PR: We can think of other models, say as a "Precis Directorate" versus a working group.
MB: The first outcome is, these other documents are not WG items, but are individual submissions.
PR: I agree that these are separate for now, but we finish our core drafts first.  Then work with the other chairs to figure it out, and we might need to leave this WG open to work on other documents from closed working groups.  And maybe discuss having a Precis Directorate.
MB: We should continue the discussion about how precis works
PR: We'll figure it out as we go, but for now we'll leave nicknames (and similar) as individual submissions.

Consensus:
- profiles document are individual documents (or non-precis wg) for now.
- will revisit when problem statement and framework are done or almost done.


7. IRI Coordination?
LM: I'm in the IRI WG, and we split out processing of IRI's from how to compare IRI's.  One of the issues is the use of IRI's as security tokens have issues, and having an IRI comparison document would be another customer.
PR: This brings up slightly different take on the last document. PRECIS was chartered to deal with the people who were using stringprep. Wasn't always about comparison but about normalization. The SIMPLE document we just talked about was about comparison. That's a much more specific topic. As a WG we might want to revisit whether that's currently in our charter or whether we take on product of that kind.
LM: The other approach is to reconcile the IRI document with RFC<missed>.

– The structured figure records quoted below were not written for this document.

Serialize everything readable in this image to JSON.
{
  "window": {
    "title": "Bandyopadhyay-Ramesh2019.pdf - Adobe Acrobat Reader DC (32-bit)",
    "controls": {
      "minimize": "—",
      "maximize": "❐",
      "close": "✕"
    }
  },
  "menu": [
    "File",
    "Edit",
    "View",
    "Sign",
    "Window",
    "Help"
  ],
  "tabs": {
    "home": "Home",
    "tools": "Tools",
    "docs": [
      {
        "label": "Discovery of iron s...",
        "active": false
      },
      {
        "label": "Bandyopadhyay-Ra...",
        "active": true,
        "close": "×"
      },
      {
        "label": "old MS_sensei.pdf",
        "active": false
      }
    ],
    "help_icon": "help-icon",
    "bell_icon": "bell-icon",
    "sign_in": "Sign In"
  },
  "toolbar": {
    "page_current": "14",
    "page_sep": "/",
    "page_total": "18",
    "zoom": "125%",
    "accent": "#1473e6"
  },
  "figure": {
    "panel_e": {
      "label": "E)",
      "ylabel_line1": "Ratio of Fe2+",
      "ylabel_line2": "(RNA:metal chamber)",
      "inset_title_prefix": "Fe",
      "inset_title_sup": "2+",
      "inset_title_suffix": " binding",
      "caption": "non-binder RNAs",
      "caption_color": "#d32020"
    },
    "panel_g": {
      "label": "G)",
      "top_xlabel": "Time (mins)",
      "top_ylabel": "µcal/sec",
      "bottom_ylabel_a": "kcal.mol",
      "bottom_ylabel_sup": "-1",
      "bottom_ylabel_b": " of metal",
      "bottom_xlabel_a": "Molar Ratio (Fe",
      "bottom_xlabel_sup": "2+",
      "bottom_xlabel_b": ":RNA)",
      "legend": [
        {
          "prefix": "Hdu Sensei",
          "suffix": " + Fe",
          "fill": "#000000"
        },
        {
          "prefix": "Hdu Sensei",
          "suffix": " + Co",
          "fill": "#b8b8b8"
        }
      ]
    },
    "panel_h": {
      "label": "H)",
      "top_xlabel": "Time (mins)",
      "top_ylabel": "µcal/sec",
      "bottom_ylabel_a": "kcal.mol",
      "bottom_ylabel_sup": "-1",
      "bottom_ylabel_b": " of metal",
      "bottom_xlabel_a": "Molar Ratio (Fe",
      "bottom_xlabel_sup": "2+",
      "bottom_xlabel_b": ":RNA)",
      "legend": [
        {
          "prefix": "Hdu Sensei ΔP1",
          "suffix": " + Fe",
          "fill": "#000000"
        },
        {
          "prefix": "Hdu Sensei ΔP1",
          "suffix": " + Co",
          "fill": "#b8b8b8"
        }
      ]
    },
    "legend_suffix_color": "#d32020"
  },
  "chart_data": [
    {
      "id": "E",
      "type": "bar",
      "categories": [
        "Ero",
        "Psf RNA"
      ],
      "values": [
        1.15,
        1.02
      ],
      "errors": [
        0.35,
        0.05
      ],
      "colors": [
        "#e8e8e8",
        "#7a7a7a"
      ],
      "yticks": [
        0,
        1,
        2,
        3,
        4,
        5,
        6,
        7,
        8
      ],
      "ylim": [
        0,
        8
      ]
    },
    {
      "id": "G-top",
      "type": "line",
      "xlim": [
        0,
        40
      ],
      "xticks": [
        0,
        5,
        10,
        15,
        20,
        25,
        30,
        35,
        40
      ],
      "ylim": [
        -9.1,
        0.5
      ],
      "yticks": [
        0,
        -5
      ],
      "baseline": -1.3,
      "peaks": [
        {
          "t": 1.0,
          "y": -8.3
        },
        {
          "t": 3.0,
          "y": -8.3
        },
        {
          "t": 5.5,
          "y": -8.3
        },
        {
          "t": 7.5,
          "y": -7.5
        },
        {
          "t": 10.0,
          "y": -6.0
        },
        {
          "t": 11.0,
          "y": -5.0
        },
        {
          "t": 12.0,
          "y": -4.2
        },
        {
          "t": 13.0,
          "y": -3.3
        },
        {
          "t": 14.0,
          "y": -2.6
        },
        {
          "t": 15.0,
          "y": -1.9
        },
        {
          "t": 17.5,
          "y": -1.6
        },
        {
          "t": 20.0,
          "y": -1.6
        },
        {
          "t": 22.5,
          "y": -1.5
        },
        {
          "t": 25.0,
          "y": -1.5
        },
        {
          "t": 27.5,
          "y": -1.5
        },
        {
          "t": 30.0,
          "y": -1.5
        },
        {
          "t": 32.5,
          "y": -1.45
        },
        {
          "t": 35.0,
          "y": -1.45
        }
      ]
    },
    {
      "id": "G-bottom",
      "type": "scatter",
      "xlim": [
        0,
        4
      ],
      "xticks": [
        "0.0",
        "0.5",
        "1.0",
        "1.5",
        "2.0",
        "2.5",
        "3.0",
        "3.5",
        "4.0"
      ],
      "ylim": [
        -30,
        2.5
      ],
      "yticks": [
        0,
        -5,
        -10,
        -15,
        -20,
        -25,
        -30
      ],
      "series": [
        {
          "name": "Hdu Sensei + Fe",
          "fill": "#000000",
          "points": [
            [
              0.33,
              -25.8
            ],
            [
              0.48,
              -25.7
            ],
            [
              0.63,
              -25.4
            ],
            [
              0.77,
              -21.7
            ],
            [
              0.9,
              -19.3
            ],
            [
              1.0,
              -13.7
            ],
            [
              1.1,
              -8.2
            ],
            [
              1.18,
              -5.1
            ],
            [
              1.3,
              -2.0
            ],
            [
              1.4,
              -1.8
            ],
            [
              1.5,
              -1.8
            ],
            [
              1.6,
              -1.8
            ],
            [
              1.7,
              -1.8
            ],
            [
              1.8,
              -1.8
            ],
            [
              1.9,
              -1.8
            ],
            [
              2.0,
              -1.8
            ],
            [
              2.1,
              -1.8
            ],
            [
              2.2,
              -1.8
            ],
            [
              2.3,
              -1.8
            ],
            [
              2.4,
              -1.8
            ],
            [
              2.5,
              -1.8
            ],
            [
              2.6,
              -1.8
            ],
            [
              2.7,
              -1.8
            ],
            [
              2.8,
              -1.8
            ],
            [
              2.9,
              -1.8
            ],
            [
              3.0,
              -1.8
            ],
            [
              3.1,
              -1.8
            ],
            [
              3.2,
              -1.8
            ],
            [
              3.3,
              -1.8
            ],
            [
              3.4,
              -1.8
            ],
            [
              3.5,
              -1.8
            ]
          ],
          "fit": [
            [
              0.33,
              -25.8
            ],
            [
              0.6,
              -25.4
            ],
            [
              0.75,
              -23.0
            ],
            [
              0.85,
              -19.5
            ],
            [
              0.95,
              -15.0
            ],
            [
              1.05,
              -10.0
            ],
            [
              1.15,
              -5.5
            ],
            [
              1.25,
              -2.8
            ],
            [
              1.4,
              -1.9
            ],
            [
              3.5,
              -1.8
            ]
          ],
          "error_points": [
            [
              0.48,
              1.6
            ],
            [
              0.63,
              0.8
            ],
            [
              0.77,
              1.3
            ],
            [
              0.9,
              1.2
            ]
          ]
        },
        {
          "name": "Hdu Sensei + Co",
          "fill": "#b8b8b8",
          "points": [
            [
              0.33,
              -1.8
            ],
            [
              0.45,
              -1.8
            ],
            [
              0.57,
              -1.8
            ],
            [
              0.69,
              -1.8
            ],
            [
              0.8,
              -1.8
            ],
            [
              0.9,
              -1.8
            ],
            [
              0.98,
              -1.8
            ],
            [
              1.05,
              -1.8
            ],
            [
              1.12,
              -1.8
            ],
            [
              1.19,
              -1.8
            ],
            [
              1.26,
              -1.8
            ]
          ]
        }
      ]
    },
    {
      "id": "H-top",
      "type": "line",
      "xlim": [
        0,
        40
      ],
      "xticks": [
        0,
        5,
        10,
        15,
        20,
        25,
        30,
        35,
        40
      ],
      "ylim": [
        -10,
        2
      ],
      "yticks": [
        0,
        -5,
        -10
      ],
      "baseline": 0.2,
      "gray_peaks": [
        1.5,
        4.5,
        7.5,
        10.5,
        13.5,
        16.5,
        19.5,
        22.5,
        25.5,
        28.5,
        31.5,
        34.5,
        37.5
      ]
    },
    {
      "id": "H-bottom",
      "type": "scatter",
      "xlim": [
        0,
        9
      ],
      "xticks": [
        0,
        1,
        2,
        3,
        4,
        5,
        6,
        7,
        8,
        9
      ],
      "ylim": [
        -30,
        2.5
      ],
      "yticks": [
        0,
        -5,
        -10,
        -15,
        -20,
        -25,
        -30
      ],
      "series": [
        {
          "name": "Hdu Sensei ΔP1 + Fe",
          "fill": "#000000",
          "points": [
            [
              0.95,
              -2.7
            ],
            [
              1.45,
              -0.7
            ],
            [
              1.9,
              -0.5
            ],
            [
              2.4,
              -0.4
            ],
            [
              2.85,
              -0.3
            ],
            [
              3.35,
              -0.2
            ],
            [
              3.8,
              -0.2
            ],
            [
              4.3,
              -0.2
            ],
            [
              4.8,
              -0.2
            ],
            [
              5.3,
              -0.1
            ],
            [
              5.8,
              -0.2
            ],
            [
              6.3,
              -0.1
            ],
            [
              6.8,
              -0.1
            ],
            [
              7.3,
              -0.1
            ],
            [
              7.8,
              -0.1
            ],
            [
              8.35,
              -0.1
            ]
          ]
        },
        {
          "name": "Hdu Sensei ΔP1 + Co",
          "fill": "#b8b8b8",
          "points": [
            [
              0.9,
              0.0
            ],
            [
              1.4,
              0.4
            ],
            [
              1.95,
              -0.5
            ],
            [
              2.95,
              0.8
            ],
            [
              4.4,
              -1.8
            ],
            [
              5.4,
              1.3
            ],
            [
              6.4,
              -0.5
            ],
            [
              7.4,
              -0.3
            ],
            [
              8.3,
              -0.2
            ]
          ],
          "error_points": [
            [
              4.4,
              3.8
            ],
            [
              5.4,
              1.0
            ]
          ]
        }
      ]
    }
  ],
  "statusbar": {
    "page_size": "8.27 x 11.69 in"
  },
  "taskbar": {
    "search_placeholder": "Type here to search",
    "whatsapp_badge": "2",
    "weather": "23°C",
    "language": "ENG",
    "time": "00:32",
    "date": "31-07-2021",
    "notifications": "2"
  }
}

PSA: I see the two as different cases. In the chat nicknames, we are customers of the framework. The IRI thing we would put off to the side because they're not a customer of the framework.
MB: I agree.
MB: Yoneya-san found another customer.
YY: Document in DRINKS is working on comparisons, and they may need the precis framework.
PSA: I actually talked to the DRINKS folks, and I agree we need to figure out the model going forward.  During my IESG term, it comes up and will come up more and more.